The voices of those aboriginals who did go through the residential school system, and value that experience which prepared them for life within the larger community, educating them and giving them the tools for self-sufficiency, including the pride inherent in being able to qualify for good paying jobs outside reserves, resulting in First Nations professionals whose intelligence and capabilities equal that of any other high-achieving Canadian, are seldom heard, but they do speak, from time to time, in denial of claims that their experience in the residential school system had no benefit to them.

A just-concluded enquiry into the neglect, abuse and subsequent death of five-year-old Phoenix Sinclair at the hands of her disinterested mother and her abusive boyfriend, found Manitoba child welfare gravely deficient in the manner in which it undertakes protection of the vulnerable children it is tasked to follow and to protect from harm, irrespecitive of the source. Commissioner Hughes recommended the province take the lead in addressing the disproportionality of aboriginal children in protective care.

Phoenix had been taken into custody at birth. During her brief lifetime, no fewer than 27 agency workers were serially responsible for her file. She was returned repeatedly to her mother, Samantha Kematch, even though the woman's indifference to her child was evident to those case workers. The enquiry concluded that Phoenix's mother and her boyfriend Karl McKay neglected, confined, tortured and beat the little girl. Phoenix finally died of extensive injuries, alone on the cold basement floor of the family home on the Fisher River reserve.

Her little body was buried close to the community dump, in a shallow grave. And life resumed as normal, with her mother continuing to collect her entitled child subsidy cheques. When her mother was allowed to take custody of Phoenix in 2004, she had partnered with "a dangerous man from whom the agency could have, and should have, saved Phoenix", the judge wrote in his final draft resulting from the enquiry.

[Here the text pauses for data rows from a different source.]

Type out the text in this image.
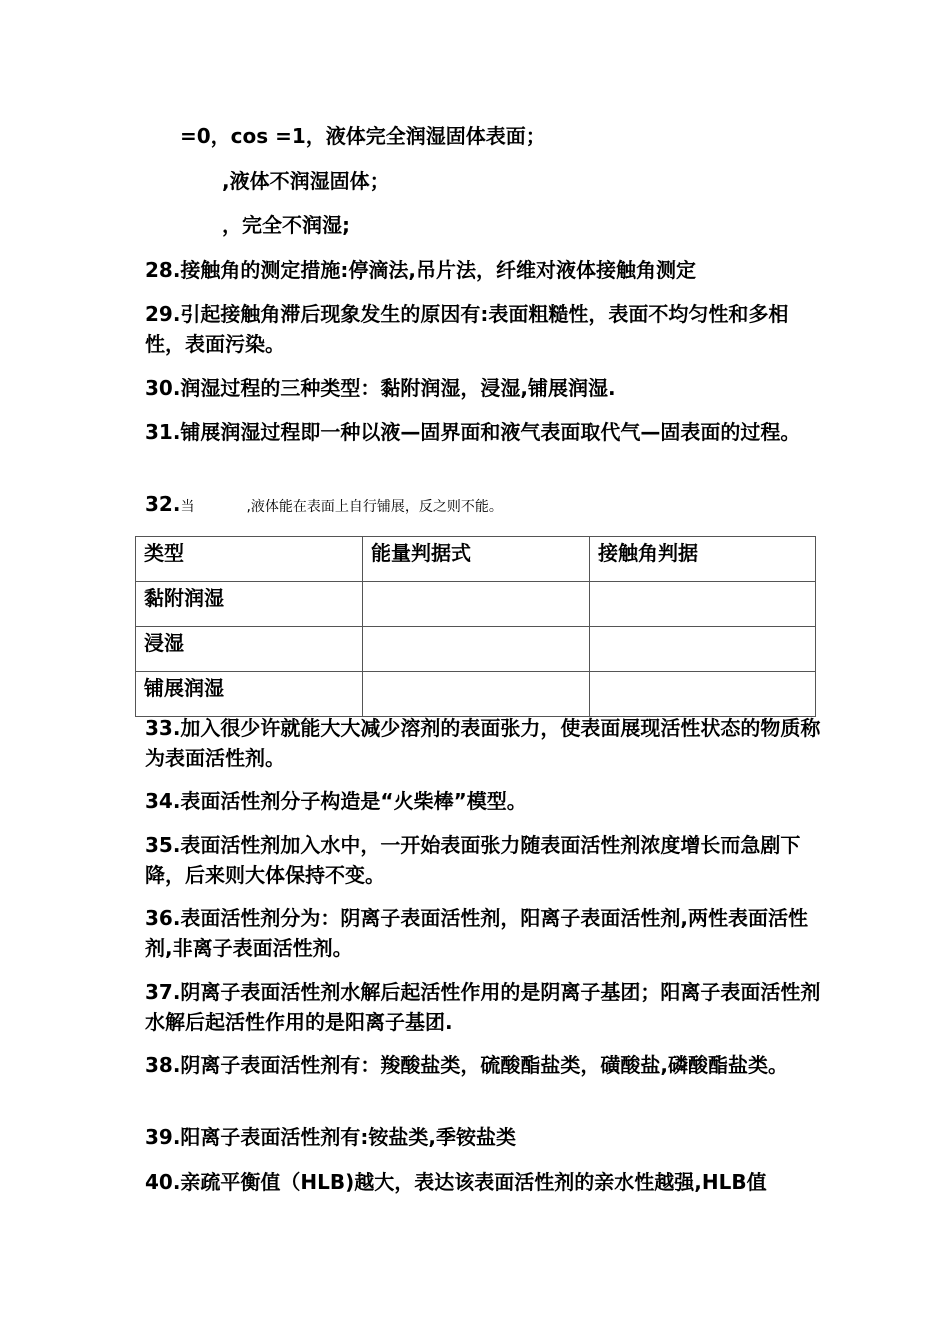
=0，cos =1，液体完全润湿固体表面；
,液体不润湿固体；
，完全不润湿;
28.接触角的测定措施:停滴法,吊片法，纤维对液体接触角测定
29.引起接触角滞后现象发生的原因有:表面粗糙性，表面不均匀性和多相性，表面污染。
30.润湿过程的三种类型：黏附润湿，浸湿,铺展润湿.
31.铺展润湿过程即一种以液—固界面和液气表面取代气—固表面的过程。
32.当	,液体能在表面上自行铺展，反之则不能。
类型	能量判据式	接触角判据
黏附润湿		
浸湿		
铺展润湿		
33.加入很少许就能大大减少溶剂的表面张力，使表面展现活性状态的物质称为表面活性剂。
34.表面活性剂分子构造是“火柴棒”模型。
35.表面活性剂加入水中，一开始表面张力随表面活性剂浓度增长而急剧下降，后来则大体保持不变。
36.表面活性剂分为：阴离子表面活性剂，阳离子表面活性剂,两性表面活性剂,非离子表面活性剂。
37.阴离子表面活性剂水解后起活性作用的是阴离子基团；阳离子表面活性剂水解后起活性作用的是阳离子基团.
38.阴离子表面活性剂有：羧酸盐类，硫酸酯盐类，磺酸盐,磷酸酯盐类。
39.阳离子表面活性剂有:铵盐类,季铵盐类
40.亲疏平衡值（HLB)越大，表达该表面活性剂的亲水性越强,HLB值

The enquiry came in at a cost of $14-million, hearing from 126 witnesses. Mr. Hughes made 62 recommendations. Among those, that the child-welfare agencies must foremost assess a child's well-being when a family's situation comes to their attention; face-to-face contact included of necessity. All elements of the agencies and community organizations must undertake a far better job communicating with one another on active files.

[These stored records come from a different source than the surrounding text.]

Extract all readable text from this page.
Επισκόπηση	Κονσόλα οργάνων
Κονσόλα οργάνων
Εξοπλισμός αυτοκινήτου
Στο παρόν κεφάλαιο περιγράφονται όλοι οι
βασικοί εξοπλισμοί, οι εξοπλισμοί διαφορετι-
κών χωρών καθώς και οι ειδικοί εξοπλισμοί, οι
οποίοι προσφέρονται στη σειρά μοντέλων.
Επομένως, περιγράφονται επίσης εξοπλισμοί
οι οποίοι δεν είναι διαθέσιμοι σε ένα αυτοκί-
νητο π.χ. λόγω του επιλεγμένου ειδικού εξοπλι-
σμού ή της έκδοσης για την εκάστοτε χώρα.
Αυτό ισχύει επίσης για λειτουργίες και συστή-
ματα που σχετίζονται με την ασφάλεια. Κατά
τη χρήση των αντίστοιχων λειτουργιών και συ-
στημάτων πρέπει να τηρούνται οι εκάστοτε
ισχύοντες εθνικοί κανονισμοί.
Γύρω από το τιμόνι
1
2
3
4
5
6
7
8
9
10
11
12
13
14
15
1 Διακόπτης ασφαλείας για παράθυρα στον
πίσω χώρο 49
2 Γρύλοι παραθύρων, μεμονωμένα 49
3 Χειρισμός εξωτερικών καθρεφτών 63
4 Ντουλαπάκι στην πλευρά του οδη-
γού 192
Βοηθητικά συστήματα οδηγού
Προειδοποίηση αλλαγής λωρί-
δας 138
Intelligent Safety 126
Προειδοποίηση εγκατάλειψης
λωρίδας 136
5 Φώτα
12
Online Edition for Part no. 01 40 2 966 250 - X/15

Both Phoenix Sinclair's mother, Samantha Kematch, and her boyfriend Karl McKay, were convicted of first-degree murder in 2008. Their story, and that of Phoenix should represent a hideous, but rare travesty of a child's life trammelled with pain and injury leading to death. But sadly, it is not all that rare an event, not necessarily confined only within aboriginal communities, but proportionately overwhelmingly so.